Buy a Prescription Prepayment Certificate beta assessment
The Prescription Prepayment Certificate (PPC) service is a sub-service of Help with NHS costs. A user can save money on the cost of prescriptions by paying a set price for a three month or twelve month certificate.
Service Standard assessment report
Buy a Prescription Prepayment Certificate
From: | Central Digital and Data Office |
Assessment date: | 28 November 2018 |
Stage: | Beta |
Result: | Met |
Service provider: | NHS Business Services Authority |
The service met the Standard because:
- the panel was impressed by the amount of user research this team has carried out over the course of private beta
- the Service team demonstrated that they are an empowered team in most areas with good support from senior staff. The assessment panel was impressed with the fact that the team were 100% permanent staff
- the team has clearly put effort into the resilience of the service and has good arrangements in place for out of hours support
- the team demonstrated good analysis of data about the current service to frame the vision for the new product
To pass the next assessment, the service team must:
- be empowered to decide when and how they release to production. The panel felt the Change Approval Board (CAB) process could become a barrier to meeting user needs and iterating the product in beta. Therefore, the team must be empowered to decide how and when they release to production.
About the service
Description
The Prescription Prepayment Certificate (PPC) service is a sub-service of Help with NHS costs. A user can save money on the cost of prescriptions, currently £8.80 per item, by paying a set price for a three month (£29.10) or twelve month (£104) certificate.
The service issues a certificate to the user to be shown at the pharmacy when collecting medication. The user makes a declaration on the prescription form to indicate that they hold a PPC and do not need to pay for their prescription items. A user can collect as many prescriptions as required during the term of the certificate without needing to pay.
Service users
Citizens who are not otherwise exempt from paying prescription charges in England, between the ages of 16 and 60.
Detail
User needs
The panel was impressed by the amount of user research this team has carried out over the course of private beta. They’ve researched with 101 participants in this phase and as a result, have developed a solid understanding of their users and their needs. They’ve created some useful artefacts to represent what they’ve learnt, including personas and an experience map. It was also evident that the whole team was involved in the research process, both in terms of observing sessions and attending playbacks.
The panel was particularly impressed by the range of different methods the team has used to recruit users, including leaflet drops in pharmacies and pop-ups at public venues. This has enabled them to recruit a good range of participants, in a variety of contexts and using a range of devices.
The panel is confident that the team has tested the full end-to-end user journey, from awareness to buying to actually using the certificate to collect a prescription. They’ve done this by using a range of different research methods to capture usability issues, metrics and feedback at different points in the service. For example, they run an end of service survey, as well as a survey after users have picked up a prescription. They also regularly receive data from their contact centre to get an indication of common user questions and complaints.
The team has made a great effort to include those with access needs in their research. They were able to test with 25 users with access needs, including blind users, deaf users and those with anxiety and autism.

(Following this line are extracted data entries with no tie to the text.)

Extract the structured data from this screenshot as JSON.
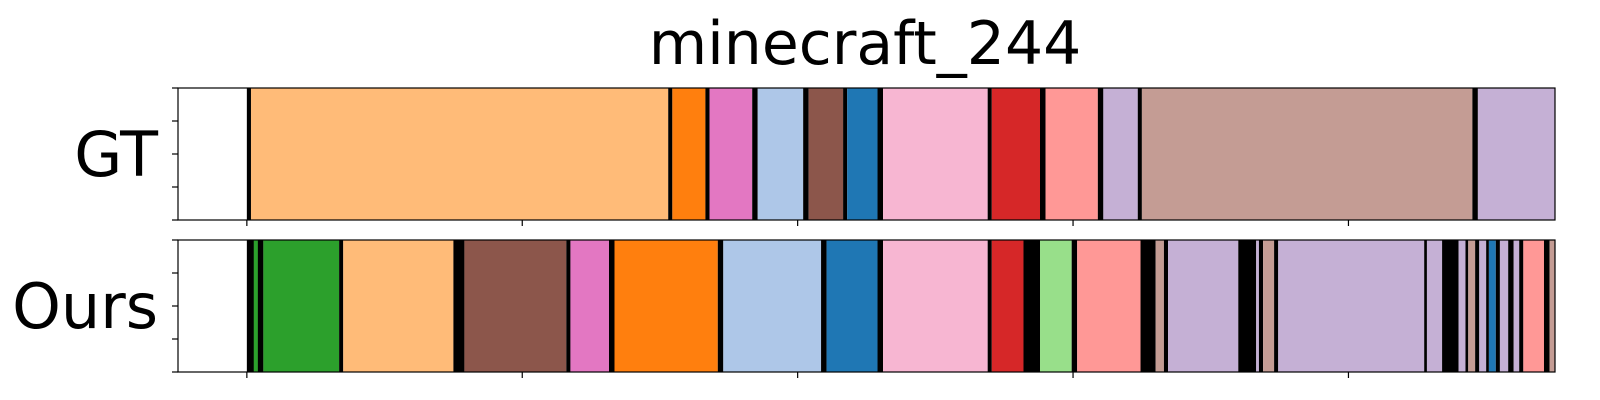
{
  "chart_data": {
    "type": "segmentation_timeline",
    "title": "minecraft_244",
    "x_range": [
      0,
      1
    ],
    "rows": [
      {
        "label": "GT",
        "segments": [
          {
            "start": 0.0,
            "end": 0.05,
            "color": "#ffffff"
          },
          {
            "start": 0.05,
            "end": 0.053,
            "color": "#000000"
          },
          {
            "start": 0.053,
            "end": 0.356,
            "color": "#ffbb78"
          },
          {
            "start": 0.356,
            "end": 0.359,
            "color": "#000000"
          },
          {
            "start": 0.359,
            "end": 0.383,
            "color": "#ff7f0e"
          },
          {
            "start": 0.383,
            "end": 0.386,
            "color": "#000000"
          },
          {
            "start": 0.386,
            "end": 0.417,
            "color": "#e377c2"
          },
          {
            "start": 0.417,
            "end": 0.421,
            "color": "#000000"
          },
          {
            "start": 0.421,
            "end": 0.454,
            "color": "#aec7e8"
          },
          {
            "start": 0.454,
            "end": 0.458,
            "color": "#000000"
          },
          {
            "start": 0.458,
            "end": 0.483,
            "color": "#8c564b"
          },
          {
            "start": 0.483,
            "end": 0.486,
            "color": "#000000"
          },
          {
            "start": 0.486,
            "end": 0.508,
            "color": "#1f77b4"
          },
          {
            "start": 0.508,
            "end": 0.512,
            "color": "#000000"
          },
          {
            "start": 0.512,
            "end": 0.588,
            "color": "#f7b6d2"
          },
          {
            "start": 0.588,
            "end": 0.591,
            "color": "#000000"
          },
          {
            "start": 0.591,
            "end": 0.626,
            "color": "#d62728"
          },
          {
            "start": 0.626,
            "end": 0.63,
            "color": "#000000"
          },
          {
            "start": 0.63,
            "end": 0.668,
            "color": "#ff9896"
          },
          {
            "start": 0.668,
            "end": 0.672,
            "color": "#000000"
          },
          {
            "start": 0.672,
            "end": 0.697,
            "color": "#c5b0d5"
          },
          {
            "start": 0.697,
            "end": 0.7,
            "color": "#000000"
          },
          {
            "start": 0.7,
            "end": 0.94,
            "color": "#c49c94"
          },
          {
            "start": 0.94,
            "end": 0.944,
            "color": "#000000"
          },
          {
            "start": 0.944,
            "end": 1.05,
            "color": "#c5b0d5"
          },
          {
            "start": 1.05,
            "end": 1.053,
            "color": "#000000"
          },
          {
            "start": 1.053,
            "end": 1.1,
            "color": "#ffffff"
          }
        ]
      },
      {
        "label": "Ours",
        "segments": [
          {
            "start": 0.0,
            "end": 0.05,
            "color": "#ffffff"
          },
          {
            "start": 0.05,
            "end": 0.062,
            "color": "#000000"
          },
          {
            "start": 0.055,
            "end": 0.058,
            "color": "#2ca02c"
          },
          {
            "start": 0.062,
            "end": 0.117,
            "color": "#2ca02c"
          },
          {
            "start": 0.117,
            "end": 0.12,
            "color": "#000000"
          },
          {
            "start": 0.12,
            "end": 0.2,
            "color": "#ffbb78"
          },
          {
            "start": 0.2,
            "end": 0.208,
            "color": "#000000"
          },
          {
            "start": 0.208,
            "end": 0.282,
            "color": "#8c564b"
          },
          {
            "start": 0.282,
            "end": 0.285,
            "color": "#000000"
          },
          {
            "start": 0.285,
            "end": 0.313,
            "color": "#e377c2"
          },
          {
            "start": 0.313,
            "end": 0.317,
            "color": "#000000"
          },
          {
            "start": 0.317,
            "end": 0.392,
            "color": "#ff7f0e"
          },
          {
            "start": 0.392,
            "end": 0.396,
            "color": "#000000"
          },
          {
            "start": 0.396,
            "end": 0.467,
            "color": "#aec7e8"
          },
          {
            "start": 0.467,
            "end": 0.471,
            "color": "#000000"
          },
          {
            "start": 0.471,
            "end": 0.508,
            "color": "#1f77b4"
          },
          {
            "start": 0.508,
            "end": 0.512,
            "color": "#000000"
          },
          {
            "start": 0.512,
            "end": 0.588,
            "color": "#f7b6d2"
          },
          {
            "start": 0.588,
            "end": 0.591,
            "color": "#000000"
          },
          {
            "start": 0.591,
            "end": 0.614,
            "color": "#d62728"
          },
          {
            "start": 0.614,
            "end": 0.626,
            "color": "#000000"
          },
          {
            "start": 0.626,
            "end": 0.649,
            "color": "#98df8a"
          },
          {
            "start": 0.649,
            "end": 0.653,
            "color": "#000000"
          },
          {
            "start": 0.653,
            "end": 0.699,
            "color": "#ff9896"
          },
          {
            "start": 0.699,
            "end": 0.71,
            "color": "#000000"
          },
          {
            "start": 0.71,
            "end": 0.716,
            "color": "#c49c94"
          },
          {
            "start": 0.716,
            "end": 0.719,
            "color": "#000000"
          },
          {
            "start": 0.719,
            "end": 0.77,
            "color": "#c5b0d5"
          },
          {
            "start": 0.77,
            "end": 0.783,
            "color": "#000000"
          },
          {
            "start": 0.783,
            "end": 0.785,
            "color": "#c5b0d5"
          },
          {
            "start": 0.785,
            "end": 0.788,
            "color": "#000000"
          },
          {
            "start": 0.788,
            "end": 0.796,
            "color": "#c49c94"
          },
          {
            "start": 0.796,
            "end": 0.799,
            "color": "#000000"
          },
          {
            "start": 0.799,
            "end": 0.905,
            "color": "#c5b0d5"
          },
          {
            "start": 0.905,
            "end": 0.907,
            "color": "#000000"
          },
          {
            "start": 0.907,
            "end": 0.918,
            "color": "#c5b0d5"
          },
          {
            "start": 0.918,
            "end": 0.93,
            "color": "#000000"
          },
          {
            "start": 0.93,
            "end": 0.935,
            "color": "#c5b0d5"
          },
          {
            "start": 0.935,
            "end": 0.937,
            "color": "#000000"
          },
          {
            "start": 0.937,
            "end": 0.942,
            "color": "#c49c94"
          },
          {
            "start": 0.942,
            "end": 0.945,
            "color": "#000000"
          },
          {
            "start": 0.945,
            "end": 0.95,
            "color": "#c5b0d5"
          },
          {
            "start": 0.95,
            "end": 0.952,
            "color": "#000000"
          },
          {
            "start": 0.952,
            "end": 0.957,
            "color": "#1f77b4"
          },
          {
            "start": 0.957,
            "end": 0.96,
            "color": "#000000"
          },
          {
            "start": 0.96,
            "end": 0.966,
            "color": "#c5b0d5"
          },
          {
            "start": 0.966,
            "end": 0.97,
            "color": "#000000"
          },
          {
            "start": 0.97,
            "end": 0.974,
            "color": "#c5b0d5"
          },
          {
            "start": 0.974,
            "end": 0.977,
            "color": "#000000"
          },
          {
            "start": 0.977,
            "end": 0.992,
            "color": "#ff9896"
          },
          {
            "start": 0.992,
            "end": 0.996,
            "color": "#000000"
          },
          {
            "start": 0.996,
            "end": 1.017,
            "color": "#c49c94"
          },
          {
            "start": 1.017,
            "end": 1.02,
            "color": "#000000"
          },
          {
            "start": 1.02,
            "end": 1.053,
            "color": "#c5b0d5"
          },
          {
            "start": 1.053,
            "end": 1.056,
            "color": "#000000"
          },
          {
            "start": 1.056,
            "end": 1.058,
            "color": "#1f77b4"
          },
          {
            "start": 1.058,
            "end": 1.061,
            "color": "#000000"
          },
          {
            "start": 1.061,
            "end": 1.1,
            "color": "#ffffff"
          }
        ]
      }
    ],
    "x_ticks": [
      0.05,
      0.25,
      0.45,
      0.65,
      0.85,
      1.05
    ],
    "y_ticks_per_row": 5,
    "grid": false,
    "legend": "none"
  }
}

The team was able to give some examples of how they’d iterated the service based on user testing, such as adding a ‘finish’ button to the done page and increasing the number of messages about the removal of the plastic card. The team were also able to give examples of how they’ve iterated the service based on testing with those with access needs, such as those who use screen readers.
Team
The service team demonstrated that they are an empowered team in most areas with good support from senior staff. The assessment panel was impressed with the fact that the team was 100% permanent staff. This is very unusual in the public sector and demonstrates that the NHS is taking the building of digital capability seriously.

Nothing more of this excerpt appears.